Cold storage is hot property
The cold storage sector faces huge challenges globally as demand for space escalates on the back of interrupted supply-chain dynamics, changes in food-buying patterns and, critically, vaccine storage.
In New Zealand cold storagerelated property has been identified as one of the leading growth sectors in the industrial property market.
This is largely due to the success of our primary industries and associated export activity, but also from the rise in online grocery and food delivery volumes.
Bayleys’ national director industrial Scott Campbell said, anecdotally, the secure and safe storage of Covid-19 vaccines is also contributing to high demand in the sector in New Zealand.

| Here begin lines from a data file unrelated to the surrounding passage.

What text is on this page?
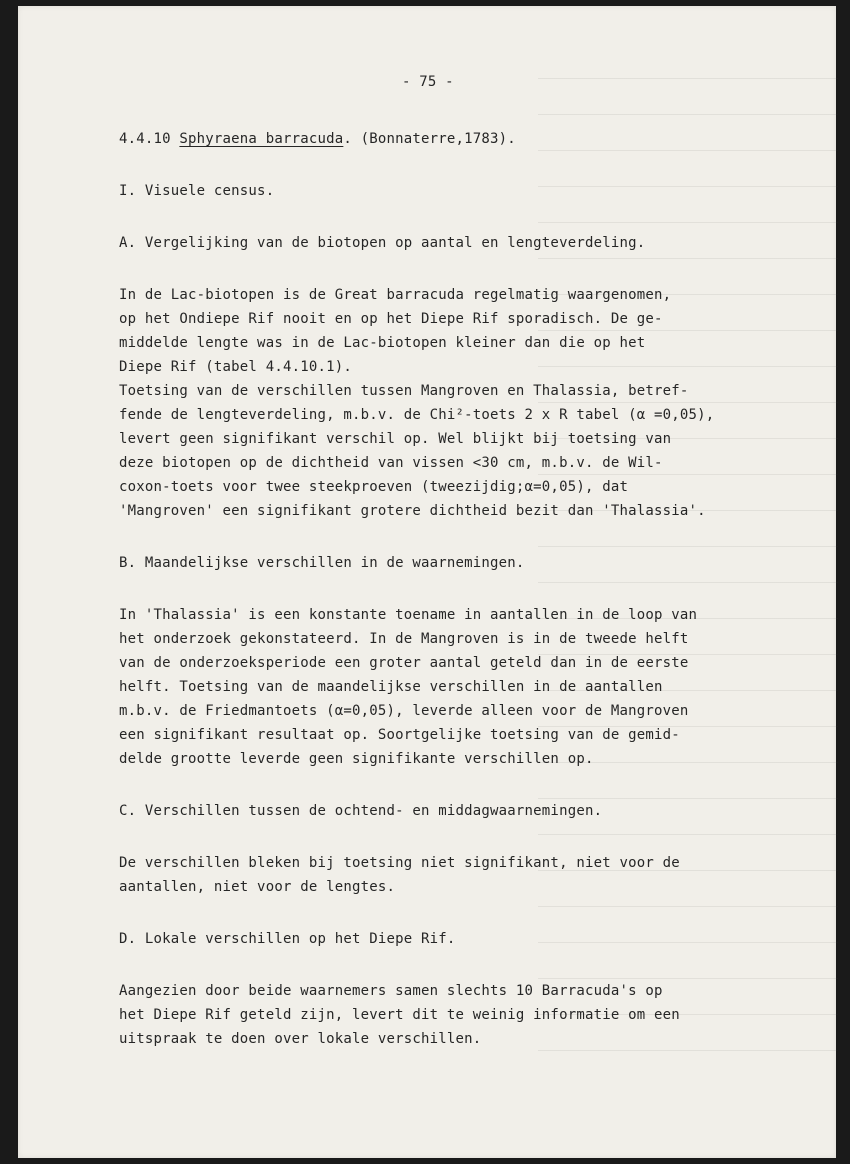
- 75 -
4.4.10 Sphyraena barracuda. (Bonnaterre,1783).
I. Visuele census.
A. Vergelijking van de biotopen op aantal en lengteverdeling.
In de Lac-biotopen is de Great barracuda regelmatig waargenomen,
op het Ondiepe Rif nooit en op het Diepe Rif sporadisch. De ge-
middelde lengte was in de Lac-biotopen kleiner dan die op het
Diepe Rif (tabel 4.4.10.1).
Toetsing van de verschillen tussen Mangroven en Thalassia, betref-
fende de lengteverdeling, m.b.v. de Chi²-toets 2 x R tabel (α =0,05),
levert geen signifikant verschil op. Wel blijkt bij toetsing van
deze biotopen op de dichtheid van vissen <30 cm, m.b.v. de Wil-
coxon-toets voor twee steekproeven (tweezijdig;α=0,05), dat
'Mangroven' een signifikant grotere dichtheid bezit dan 'Thalassia'.
B. Maandelijkse verschillen in de waarnemingen.
In 'Thalassia' is een konstante toename in aantallen in de loop van
het onderzoek gekonstateerd. In de Mangroven is in de tweede helft
van de onderzoeksperiode een groter aantal geteld dan in de eerste
helft. Toetsing van de maandelijkse verschillen in de aantallen
m.b.v. de Friedmantoets (α=0,05), leverde alleen voor de Mangroven
een signifikant resultaat op. Soortgelijke toetsing van de gemid-
delde grootte leverde geen signifikante verschillen op.
C. Verschillen tussen de ochtend- en middagwaarnemingen.
De verschillen bleken bij toetsing niet signifikant, niet voor de
aantallen, niet voor de lengtes.
D. Lokale verschillen op het Diepe Rif.
Aangezien door beide waarnemers samen slechts 10 Barracuda's op
het Diepe Rif geteld zijn, levert dit te weinig informatie om een
uitspraak te doen over lokale verschillen.
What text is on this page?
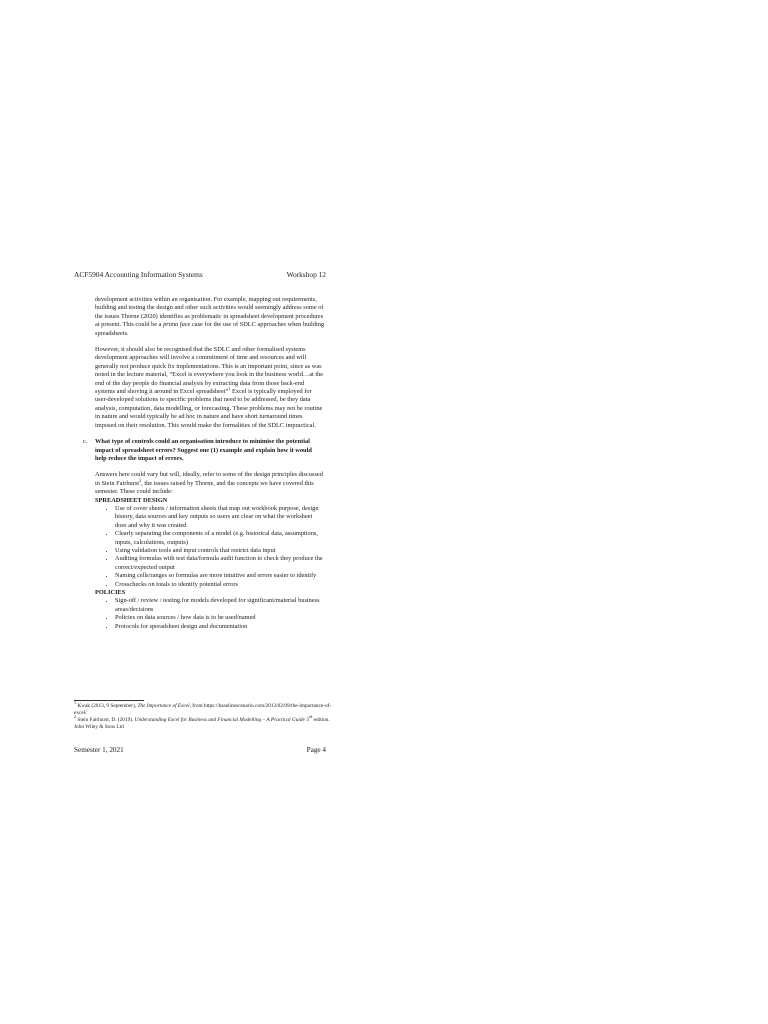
ACF5904 Accounting Information Systems	Workshop 12

development activities within an organisation. For example, mapping out requirements, building and testing the design and other such activities would seemingly address some of the issues Thorne (2020) identifies as problematic in spreadsheet development procedures at present. This could be a prima face case for the use of SDLC approaches when building spreadsheets.

However, it should also be recognised that the SDLC and other formalised systems development approaches will involve a commitment of time and resources and will generally not produce quick fix implementations. This is an important point, since as was noted in the lecture material, “Excel is everywhere you look in the business world…at the end of the day people do financial analysis by extracting data from those back-end systems and shoving it around in Excel spreadsheet”$^1$ Excel is typically employed for user-developed solutions to specific problems that need to be addressed, be they data analysis, computation, data modelling, or forecasting. These problems may not be routine in nature and would typically be ad hoc in nature and have short turnaround times imposed on their resolution. This would make the formalities of the SDLC impractical.

c. What type of controls could an organisation introduce to minimise the potential impact of spreadsheet errors? Suggest one (1) example and explain how it would help reduce the impact of errors.
Answers here could vary but will, ideally, refer to some of the design principles discussed in Stein Fairhurst$^2$, the issues raised by Thorne, and the concepts we have covered this semester. These could include:
SPREADSHEET DESIGN
• Use of cover sheets / information sheets that map out workbook purpose, design history, data sources and key outputs so users are clear on what the worksheet does and why it was created
• Clearly separating the components of a model (e.g. historical data, assumptions, inputs, calculations, outputs)
• Using validation tools and input controls that restrict data input
• Auditing formulas with test data/formula audit function to check they produce the correct/expected output
• Naming cells/ranges so formulas are more intuitive and errors easier to identify
• Crosschecks on totals to identify potential errors
POLICIES
• Sign-off / review / testing for models developed for significant/material business areas/decisions
• Policies on data sources / how data is to be used/named
• Protocols for spreadsheet design and documentation
$^1$ Kwak (2013, 9 September), The Importance of Excel, from https://baselinescenario.com/2013/02/09/the-importance-of-excel/
$^2$ Stein Fairhurst, D. (2019). Understanding Excel for Business and Financial Modelling – A Practical Guide 3rd edition. John Wiley & Sons Ltd
Semester 1, 2021	Page 4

Campbell said importantly, the broader cold chain – including refrigerated containers, blast freezers and chillers, cold rooms, dedicated cold storage warehouses and refrigerated transport – is vital to New Zealand’s economy, which is founded on the primary sector.
“Given our isolated geographical location, New Zealand’s export cold chains are some of the longest in the world requiring specialist logistics knowledge,” he said.
“The downstream effect of pandemic-restricted trade and disrupted supply chain movements throughout 2020 continues to put strain on the limited supply of property geared up to provide cold storage in our key centres and in regional New Zealand.
“Food producers and suppliers – particularly those with frozen goods for the export market – have been scrambling to find storage solutions, competing for space, and trying to get to grips with new health and safety protocols.
Due to the specialised nature of the sector, developing purpose-built cold storage facilities requires deep pockets – particularly as energy efficiencies are sought – and the ongoing maintenance costs over a facility’s lifespan are also significant.
Campbell points to the investment made by grocery giants Foodstuffs and Woolworths, with both entities building huge distribution facilities with cold storage capacity to cater to the growing demand for online shopping and the need to streamline logistics.
Bayleys recently concluded two significant transactions within the cold storage sector. A 5961sq m facility on a 1.62ha site in Mt Maunganui was bought by an Auckland investor for $16,126,000. The property is fully-leased to CSN, a leading player in New Zealand’s cold storage sector.
In Kirkwood Rd, Hastings, a comprehensive cold store complex on 1.5ha, fully tenanted by Lineage Logistics NZ Ltd, sold for an as-yet undisclosed figure. Lineage Logistics is a wholly-owned subsidiary of the world’s largest cold store supply chain company, USbased Lineage Logistics LLC, which recently acquired Emergent Cold’s operations around New Zealand.